Hepatocellular carcinoma (HCC) is the most rapidly increasing cause of cancer-related mortality in many countries including the United States (1). In 2012, primary liver cancer was estimated to be the overall second cause of cancer related death in the world (2). These alarming reports stress the desperate need for better understanding of the risk and prognostic factors as well as the screening and treatment methods of HCC.

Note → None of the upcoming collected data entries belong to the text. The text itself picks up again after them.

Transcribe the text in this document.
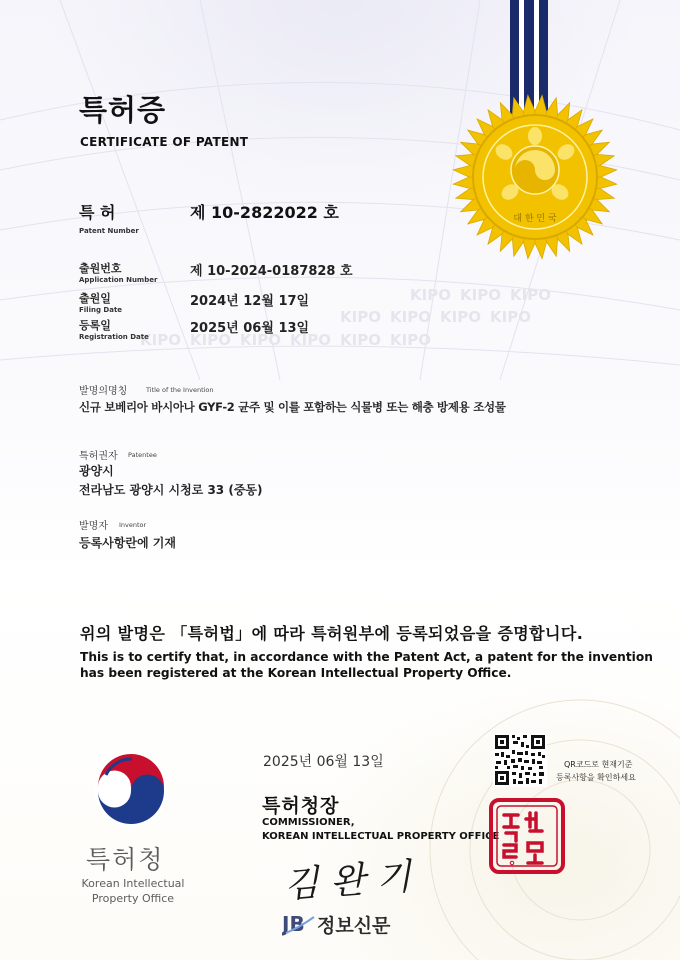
KIPO KIPO KIPO
KIPO KIPO KIPO KIPO
KIPO KIPO KIPO KIPO KIPO KIPO
대 한 민 국
특허증
CERTIFICATE OF PATENT
특 허
Patent Number
제 10-2822022 호
출원번호
Application Number
제 10-2024-0187828 호
출원일
Filing Date
2024년 12월 17일
등록일
Registration Date
2025년 06월 13일
발명의명칭	Title of the Invention
신규 보베리아 바시아나 GYF-2 균주 및 이를 포함하는 식물병 또는 해충 방제용 조성물
특허권자 Patentee
광양시
전라남도 광양시 시청로 33 (중동)
발명자 Inventor
등록사항란에 기재
위의 발명은 「특허법」에 따라 특허원부에 등록되었음을 증명합니다.
This is to certify that, in accordance with the Patent Act, a patent for the invention
has been registered at the Korean Intellectual Property Office.
특허청
Korean Intellectual
Property Office
2025년 06월 13일	QR코드로 현재기준
등록사항을 확인하세요
특허청장
COMMISSIONER,
KOREAN INTELLECTUAL PROPERTY OFFICE
김 완 기
JB 정보신문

Over the last decades nonalcoholic fatty liver disease (NAFLD) has emerged as rapidly growing cause of end-stage liver disease and HCC, in addition to chronic hepatitis C, hepatitis B and alcohol use. While sufficient and consistent epidemiological studies are available concerning HCC in viral hepatitis and alcoholic hepatitis, there is a clear lack of data addressing the incidence and prevalence of HCC in patients with nonalcoholic steatohepatitis (NASH). According to the available literature, the incidence of HCC developing in NASH cirrhosis ranges from 2.4% over 7 years to 12.8% over 3 years (3). Interestingly, a prospective study in 2002 showed that cryptogenic cirrhosis was the etiology for approximately 29% of HCC cases. When further investigated, half of these patients expressed histological or clinical features of NAFLD suggesting that NAFLD could have accounted for a good part of cryptogenic cirrhosis related HCC (4). Additionally, strong evidence now exists showing that a proportion of NASH can progress to HCC with the absence of cirrhosis (5). In a recent meta-analyses, Younossi et al. reported that in NAFLD patients, the annual incidence of HCC was 0.44 per 1,000 person-years, whereas for those with NASH, the annual HCC incident rate was 5.29 per 1,000 person-years (6).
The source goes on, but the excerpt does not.